Because African American architects represent only about 2 percent of all licensed architects in the United States, Nyambose did not expect to find so many examples of Black-designed places in Harlem, especially so far back in history. “Every time I discover the history of a Black person who’s created something, who’s left a mark on culture, it’s energizing. The value of these stories being told cannot be underestimated—and told beyond the confines of the industry that they’re related to,” says Nyambose.

Familiar or not, the designs recorded in the StoryMap are all considered alongside the social, economic, and demographic shifts taking place when they were created. As the page scrolls through history, an image of each project is accompanied by eloquent, contextualizing text that adds to our appreciation of the vitality but also the vulnerability of the place and its Black residents. Nyambose reflected on the constructions “not just as static buildings or sites, but also as points of intervention that existed in Harlem, a very complex web of social, cultural, economic ecosystems.”

Black and white image of Chloe B. Hamilton standing in kitchen
Chloe B. Hamilton in the Harlem River Houses in 1975. Source: Chester Higgins Jr./The New York Times.

Some of the designers brought these forces to bear on the designs themselves. John Louis Wilson’s 1937 Harlem River Houses were an experiment in public housing and a way to create quality housing options for Harlem’s low-income residents at a moment when there weren’t any. More recently, this purpose-driven approach has been responding to the threats of gentrification, the disempowerment of Black Harlemites, and the repositioning of Harlem away from its rich, Black cultural history. The StoryMap points out that while Harlem has seen an explosion in commercial development, there has been a steady decline in quality of life for many—poor schools, lack of jobs, decaying cultural capital. Four projects in particular are presented as working to counter these trends: The Heritage Health and Housing Headquarters, 1400 Fifth Avenue, the 2007 Kalahari Condominium Complex by Jack Travis, and David Adjaye’s 2015 Sugar Hill Development.
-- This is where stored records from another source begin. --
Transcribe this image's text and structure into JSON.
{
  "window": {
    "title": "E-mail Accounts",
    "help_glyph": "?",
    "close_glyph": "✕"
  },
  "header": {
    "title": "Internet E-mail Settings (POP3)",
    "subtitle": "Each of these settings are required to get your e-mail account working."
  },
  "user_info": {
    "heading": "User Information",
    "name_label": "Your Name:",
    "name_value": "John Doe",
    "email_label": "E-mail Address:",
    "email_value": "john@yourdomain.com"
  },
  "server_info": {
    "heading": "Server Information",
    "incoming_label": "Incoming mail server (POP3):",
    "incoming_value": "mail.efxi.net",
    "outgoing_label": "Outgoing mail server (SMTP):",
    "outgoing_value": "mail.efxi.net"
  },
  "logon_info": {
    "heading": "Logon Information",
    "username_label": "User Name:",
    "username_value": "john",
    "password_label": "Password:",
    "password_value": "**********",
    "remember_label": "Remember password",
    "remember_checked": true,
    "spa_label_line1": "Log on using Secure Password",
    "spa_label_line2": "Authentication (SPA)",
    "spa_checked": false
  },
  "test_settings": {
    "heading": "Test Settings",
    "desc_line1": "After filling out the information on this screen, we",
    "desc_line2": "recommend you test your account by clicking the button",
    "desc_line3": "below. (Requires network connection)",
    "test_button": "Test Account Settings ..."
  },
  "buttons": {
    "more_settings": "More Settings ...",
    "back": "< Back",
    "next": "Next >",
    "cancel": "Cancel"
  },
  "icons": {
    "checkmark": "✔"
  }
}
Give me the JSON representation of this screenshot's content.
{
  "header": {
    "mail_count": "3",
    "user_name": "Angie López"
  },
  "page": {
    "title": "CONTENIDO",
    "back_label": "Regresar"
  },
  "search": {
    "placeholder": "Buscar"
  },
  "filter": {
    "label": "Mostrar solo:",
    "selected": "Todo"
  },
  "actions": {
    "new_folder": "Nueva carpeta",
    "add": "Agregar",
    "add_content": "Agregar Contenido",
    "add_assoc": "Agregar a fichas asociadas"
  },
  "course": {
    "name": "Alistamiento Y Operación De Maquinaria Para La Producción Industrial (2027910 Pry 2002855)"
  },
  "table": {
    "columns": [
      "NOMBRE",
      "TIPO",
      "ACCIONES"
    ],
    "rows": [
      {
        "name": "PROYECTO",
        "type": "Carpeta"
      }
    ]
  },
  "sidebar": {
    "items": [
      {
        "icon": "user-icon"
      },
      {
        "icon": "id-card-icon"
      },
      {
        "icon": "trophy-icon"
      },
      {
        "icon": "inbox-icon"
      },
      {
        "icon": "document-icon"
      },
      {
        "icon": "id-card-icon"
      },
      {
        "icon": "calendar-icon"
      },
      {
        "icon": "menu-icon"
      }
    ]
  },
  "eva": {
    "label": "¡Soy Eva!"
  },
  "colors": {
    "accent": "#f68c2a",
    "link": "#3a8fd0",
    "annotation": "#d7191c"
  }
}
The StoryMap itself serves to push back against the erasure of Black Harlem and the living legacy of Black-designed Harlem. Nyambose explains: “There definitely is a dimension to this work that starts to engage with the conflict surrounding this rebranding, which is ultimately a pretext for the duration of the old, Black Harlem.”
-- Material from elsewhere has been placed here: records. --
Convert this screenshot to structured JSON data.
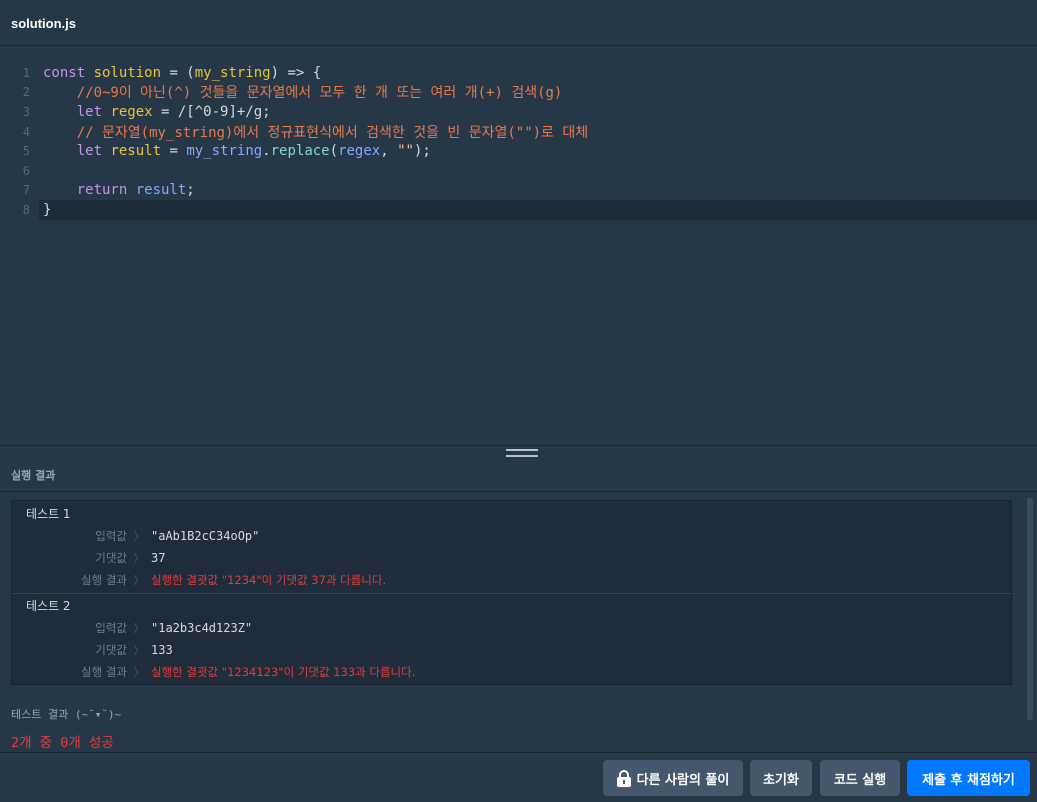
{
  "tab": {
    "filename": "solution.js"
  },
  "editor": {
    "lines": [
      {
        "num": "1",
        "tokens": [
          {
            "t": "const ",
            "c": "kw"
          },
          {
            "t": "solution",
            "c": "fn"
          },
          {
            "t": " = (",
            "c": "op"
          },
          {
            "t": "my_string",
            "c": "var"
          },
          {
            "t": ") => {",
            "c": "op"
          }
        ]
      },
      {
        "num": "2",
        "tokens": [
          {
            "t": "    //0~9이 아닌(^) 것들을 문자열에서 모두 한 개 또는 여러 개(+) 검색(g)",
            "c": "cm"
          }
        ]
      },
      {
        "num": "3",
        "tokens": [
          {
            "t": "    let ",
            "c": "kw"
          },
          {
            "t": "regex",
            "c": "var"
          },
          {
            "t": " = /[^0-9]+/g;",
            "c": "op"
          }
        ]
      },
      {
        "num": "4",
        "tokens": [
          {
            "t": "    // 문자열(my_string)에서 정규표현식에서 검색한 것을 빈 문자열(\"\")로 대체",
            "c": "cm"
          }
        ]
      },
      {
        "num": "5",
        "tokens": [
          {
            "t": "    let ",
            "c": "kw"
          },
          {
            "t": "result",
            "c": "var"
          },
          {
            "t": " = ",
            "c": "op"
          },
          {
            "t": "my_string",
            "c": "ph"
          },
          {
            "t": ".",
            "c": "op"
          },
          {
            "t": "replace",
            "c": "method"
          },
          {
            "t": "(",
            "c": "op"
          },
          {
            "t": "regex",
            "c": "ph"
          },
          {
            "t": ", ",
            "c": "op"
          },
          {
            "t": "\"\"",
            "c": "str"
          },
          {
            "t": ");",
            "c": "op"
          }
        ]
      },
      {
        "num": "6",
        "tokens": []
      },
      {
        "num": "7",
        "tokens": [
          {
            "t": "    return ",
            "c": "kw"
          },
          {
            "t": "result",
            "c": "ph"
          },
          {
            "t": ";",
            "c": "op"
          }
        ]
      },
      {
        "num": "8",
        "tokens": [
          {
            "t": "}",
            "c": "op"
          }
        ],
        "active": true
      }
    ]
  },
  "result_panel": {
    "title": "실행 결과",
    "tests": [
      {
        "title": "테스트 1",
        "rows": [
          {
            "label": "입력값",
            "value": "\"aAb1B2cC34oOp\"",
            "fail": false
          },
          {
            "label": "기댓값",
            "value": "37",
            "fail": false
          },
          {
            "label": "실행 결과",
            "value": "실행한 결괏값 \"1234\"이 기댓값 37과 다릅니다.",
            "fail": true
          }
        ]
      },
      {
        "title": "테스트 2",
        "rows": [
          {
            "label": "입력값",
            "value": "\"1a2b3c4d123Z\"",
            "fail": false
          },
          {
            "label": "기댓값",
            "value": "133",
            "fail": false
          },
          {
            "label": "실행 결과",
            "value": "실행한 결괏값 \"1234123\"이 기댓값 133과 다릅니다.",
            "fail": true
          }
        ]
      }
    ],
    "row_separator": "〉",
    "summary_title": "테스트 결과 (~˘▾˘)~",
    "summary_result": "2개 중 0개 성공"
  },
  "footer": {
    "others_solution_label": "다른 사람의 풀이",
    "reset_label": "초기화",
    "run_label": "코드 실행",
    "submit_label": "제출 후 채점하기"
  },
  "colors": {
    "fail": "#e03e3e",
    "primary": "#0078ff",
    "background": "#263747"
  }
}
Nyambose graduates this spring, but this digital archive will be preserved. Ideally, it will be expanded to include work from Black designers imagining the city’s next landscapes—not only in service of the African American Design Nexus’s mission to highlight African American designers and redress decades of their obfuscation, but also for Harlemites themselves. Nyambose reflects: “It’s my hope that although the neighborhood is transforming, demographics are shifting, and buildings have been erased, that Harlem residents feel pride in their neighborhood and its ability to foster creativity and elicit community and joy. I hope that Black Harlemites feel that they’re at the center of this narrative.”